The Bahamas is a constitutional democracy with Queen Elizabeth II as the head of state, represented by a governor-general who is chosen on the advice of the cabinet.
The cabinet consists of the prime minister and at least nine members who all hold seats in parliament. The cabinet is appointed by the governor-general on the advice of the prime minister. The prime minister is appointed by the governor-general, and is usually the leader of the majority party or coalition in the House of Assembly.
The Bahamas has a bicameral legislature. The Senate has 16 members. Nine are appointed on the advice of the prime minister, four by the opposition and three after joint discussions. The House of Assembly has around 40 elected members who are directly elected by district for a term of five years.
There is universal adult suffrage and an electoral commission reviews constituency boundaries every five years.
The constitution allows for three distinct types of legislation: the ‘specially entrenched’ provisions relating to parliament itself and the judicial system require a three-quarters majority in both houses and a popular referendum; ‘entrenched’ provisions require a two-thirds majority in both houses; and other legislation requires a simple majority vote.
The Bahamas Court of Appeal, the Supreme Court and the magistrates’ court all have civil and criminal jurisdiction. The Supreme Court is staffed by a chief justice and eight justices and sits in Nassau on New Providence island and Freeport on Grand Bahama.
The magistrates’ courts are presided over by magistrates in New Providence and Grand Bahama, and by the island administrators in the Family Islands. Since 2006 when the coroners’ court was closed, the magistrates are empowered to hear inquests.
The Privy Council in the UK is the final court of appeal.
The Bahamas is a chain of about 700 islands in the North Atlantic Ocean, on the edge of the so-called Bermuda Triangle.
When in 1492 Christopher Columbus made his first landing in the New World in The Bahamas, the people who met him were Arawaks. Within some 20 years, the Spaniards had enslaved or transported the Arawaks; some 40,000 were transported to Hispaniola.
British settlement of the islands began in the mid-17th-century; the first British settlers were refugees from religious persecution under Charles I. The islands became a British colony in 1783.
In 1953, the Progressive Liberal Party (PLP) was founded to represent black interests in a system till then dominated by whites. After the 1967 election the PLP, with the support of the Labour Party, formed a government. They thus forced the United Bahamian Party (the so-called ‘Bay Street Boys’) into opposition for the first time in the assembly’s history. The PLP went on to win the next two general elections outright, and PLP leader Lynden Pindling led The Bahamas to independence until a new constitution in 1973.

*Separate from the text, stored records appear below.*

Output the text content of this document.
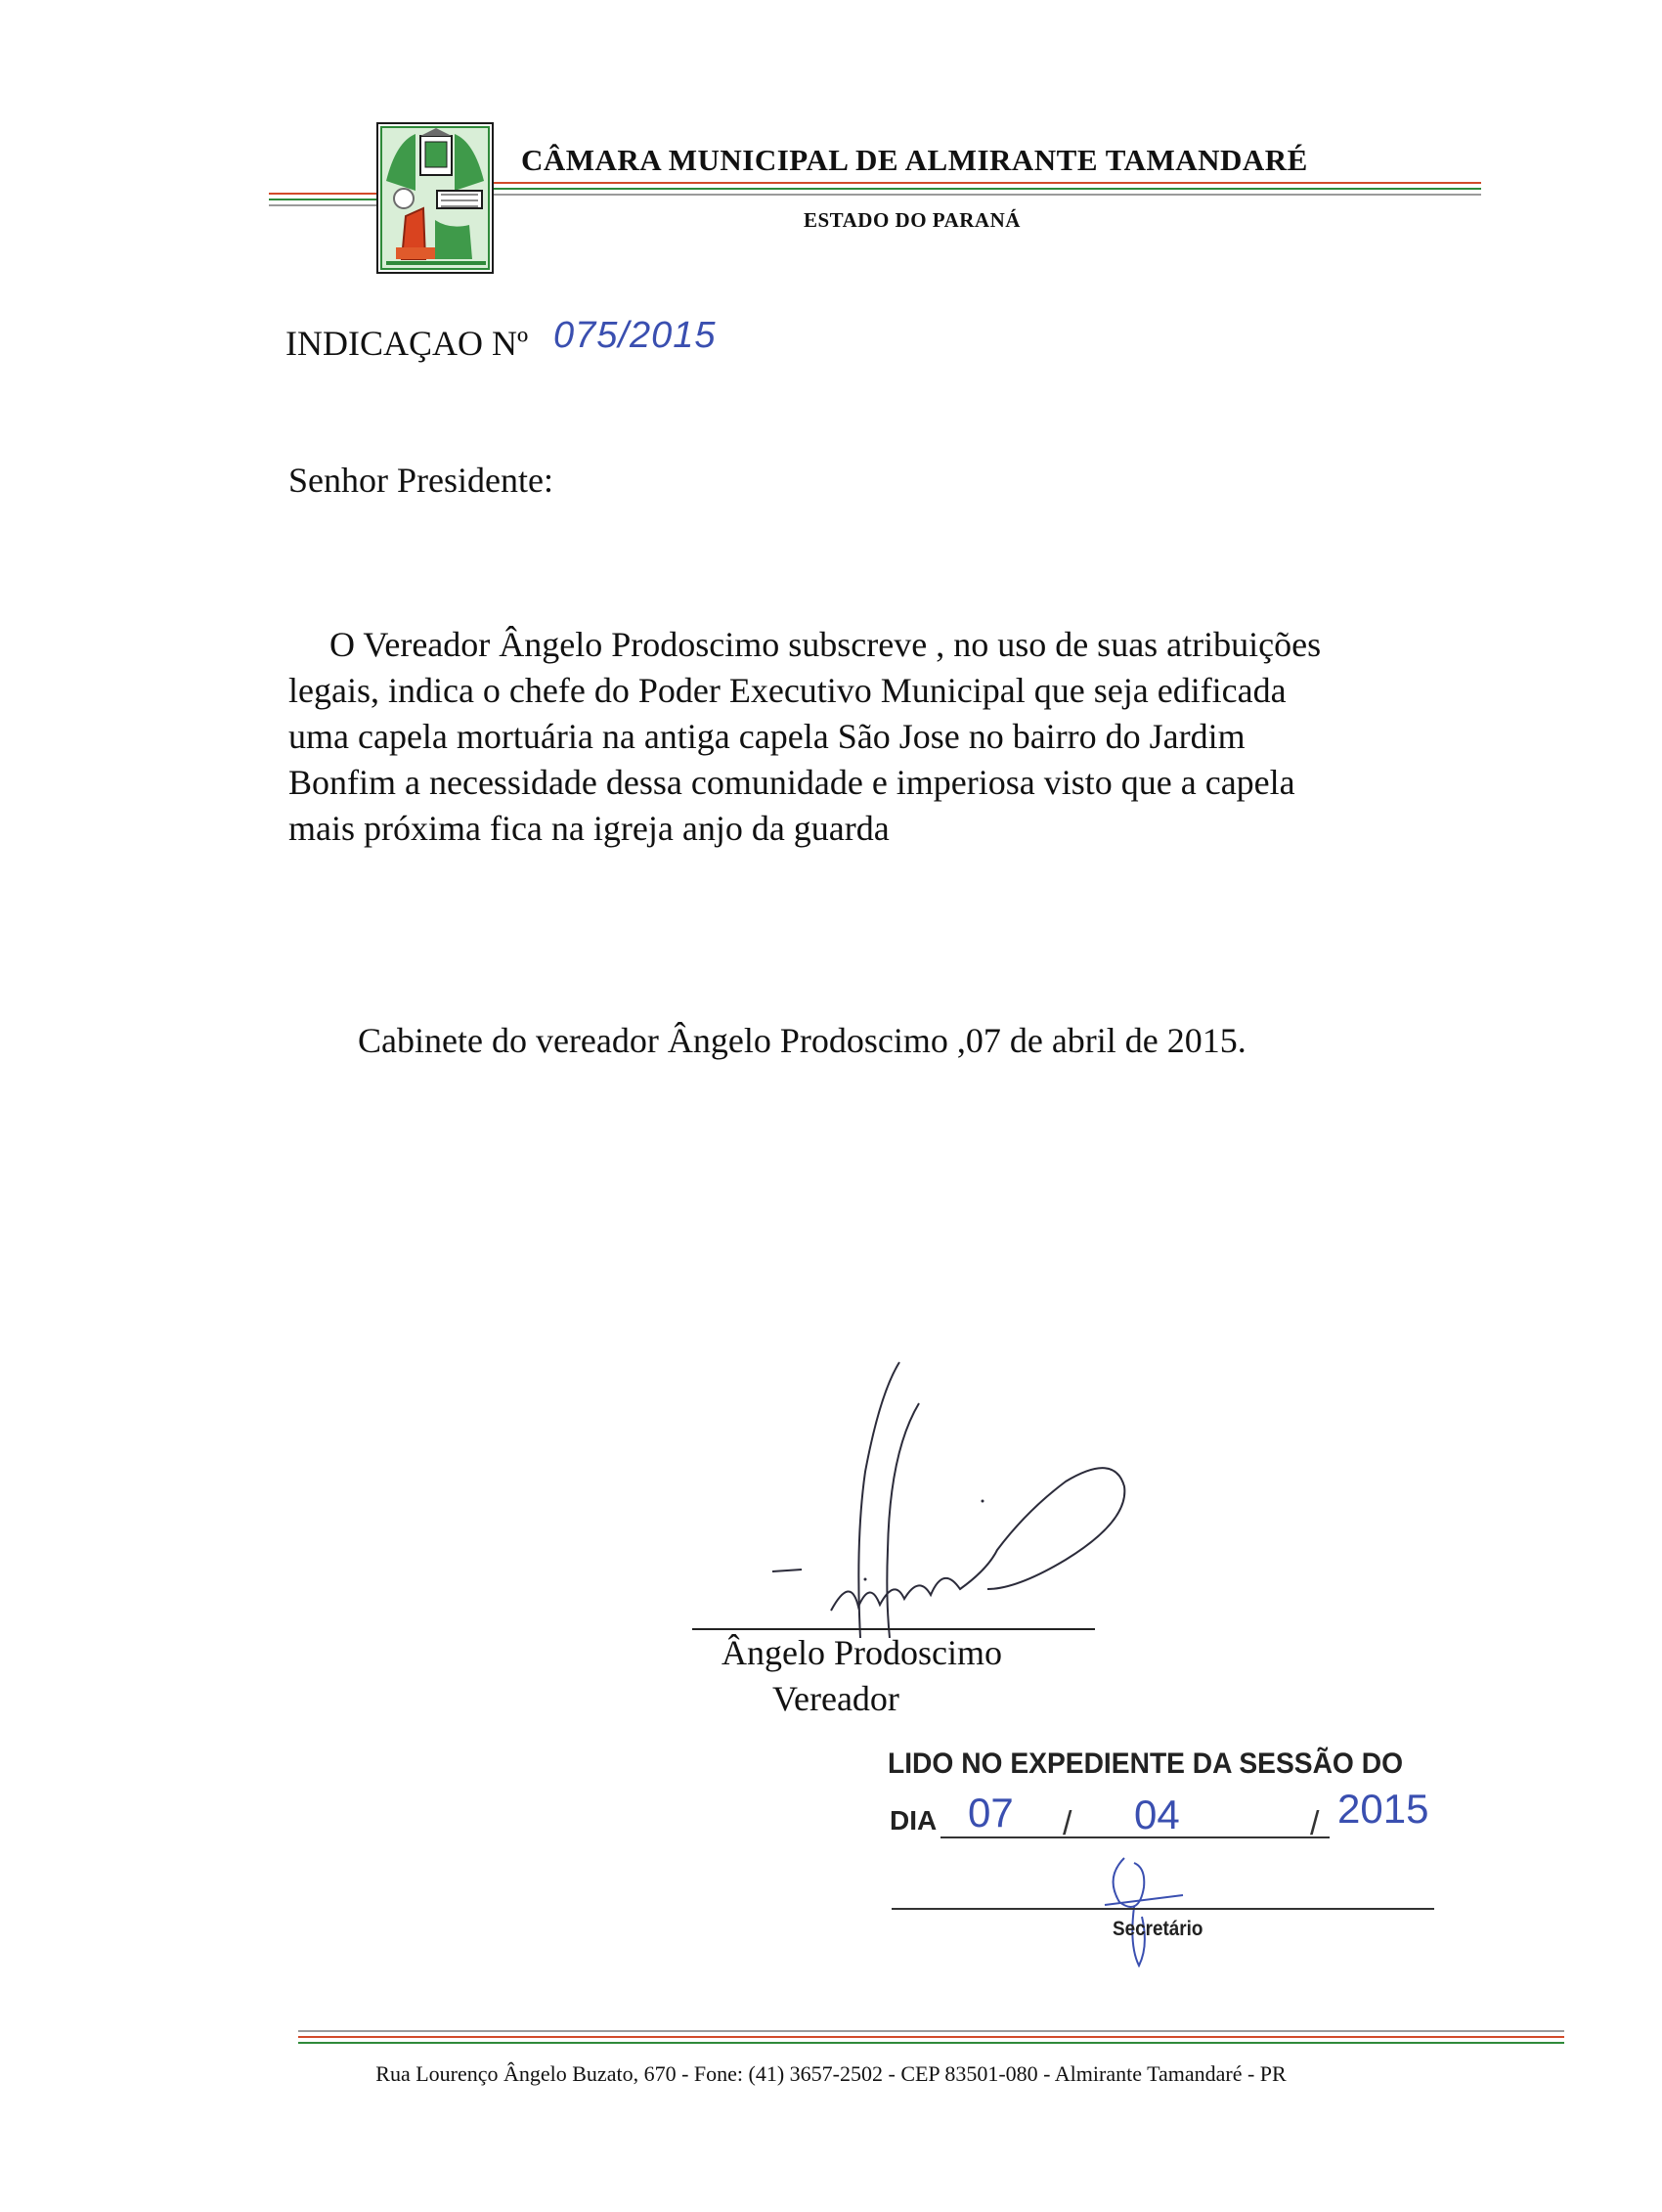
CÂMARA MUNICIPAL DE ALMIRANTE TAMANDARÉ
ESTADO DO PARANÁ
INDICAÇAO Nº 075/2015
Senhor Presidente:
O Vereador Ângelo Prodoscimo subscreve , no uso de suas atribuições
legais, indica o chefe do Poder Executivo Municipal que seja edificada
uma capela mortuária na antiga capela São Jose no bairro do Jardim
Bonfim a necessidade dessa comunidade e imperiosa visto que a capela
mais próxima fica na igreja anjo da guarda
Cabinete do vereador Ângelo Prodoscimo ,07 de abril de 2015.
Ângelo Prodoscimo
Vereador
LIDO NO EXPEDIENTE DA SESSÃO DO
DIA 07 / 04	/ 2015
Secretário
Rua Lourenço Ângelo Buzato, 670 - Fone: (41) 3657-2502 - CEP 83501-080 - Almirante Tamandaré - PR
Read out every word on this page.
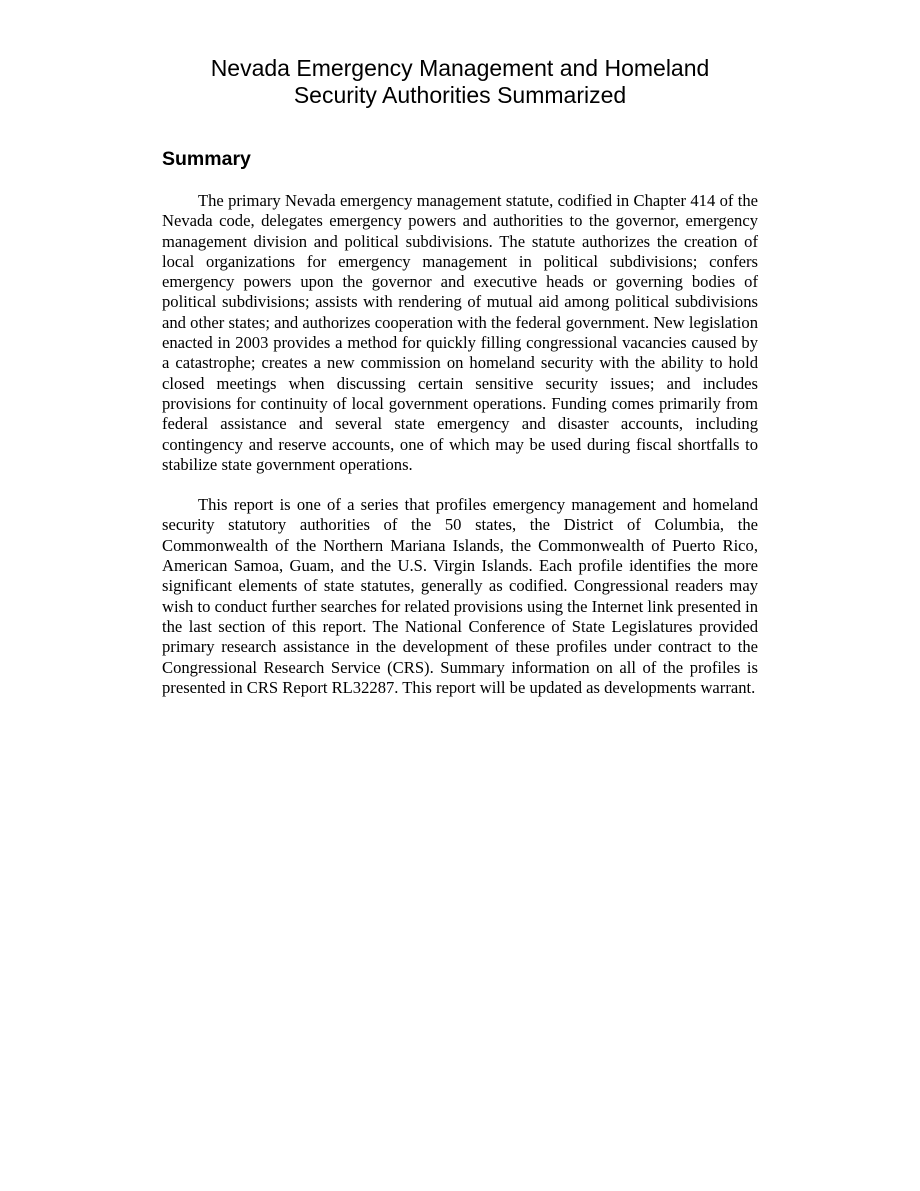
Nevada Emergency Management and Homeland
Security Authorities Summarized
Summary

The primary Nevada emergency management statute, codified in Chapter 414 of the Nevada code, delegates emergency powers and authorities to the governor, emergency management division and political subdivisions. The statute authorizes the creation of local organizations for emergency management in political subdivisions; confers emergency powers upon the governor and executive heads or governing bodies of political subdivisions; assists with rendering of mutual aid among political subdivisions and other states; and authorizes cooperation with the federal government. New legislation enacted in 2003 provides a method for quickly filling congressional vacancies caused by a catastrophe; creates a new commission on homeland security with the ability to hold closed meetings when discussing certain sensitive security issues; and includes provisions for continuity of local government operations. Funding comes primarily from federal assistance and several state emergency and disaster accounts, including contingency and reserve accounts, one of which may be used during fiscal shortfalls to stabilize state government operations.

This report is one of a series that profiles emergency management and homeland security statutory authorities of the 50 states, the District of Columbia, the Commonwealth of the Northern Mariana Islands, the Commonwealth of Puerto Rico, American Samoa, Guam, and the U.S. Virgin Islands. Each profile identifies the more significant elements of state statutes, generally as codified. Congressional readers may wish to conduct further searches for related provisions using the Internet link presented in the last section of this report. The National Conference of State Legislatures provided primary research assistance in the development of these profiles under contract to the Congressional Research Service (CRS). Summary information on all of the profiles is presented in CRS Report RL32287. This report will be updated as developments warrant.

Pindling and the PLP continued in power until 1992, when they were ousted by the Free National Movement (FNM), led by Hubert Ingraham, a former PLP minister.
In 2002, under the leadership of Perry Christie, the PLP won a landslide victory. Three years after stepping down as leader of the FNM, Hubert Ingraham returned to head the party in November 2005, subsequently leading it to victory in the general elections of 2007.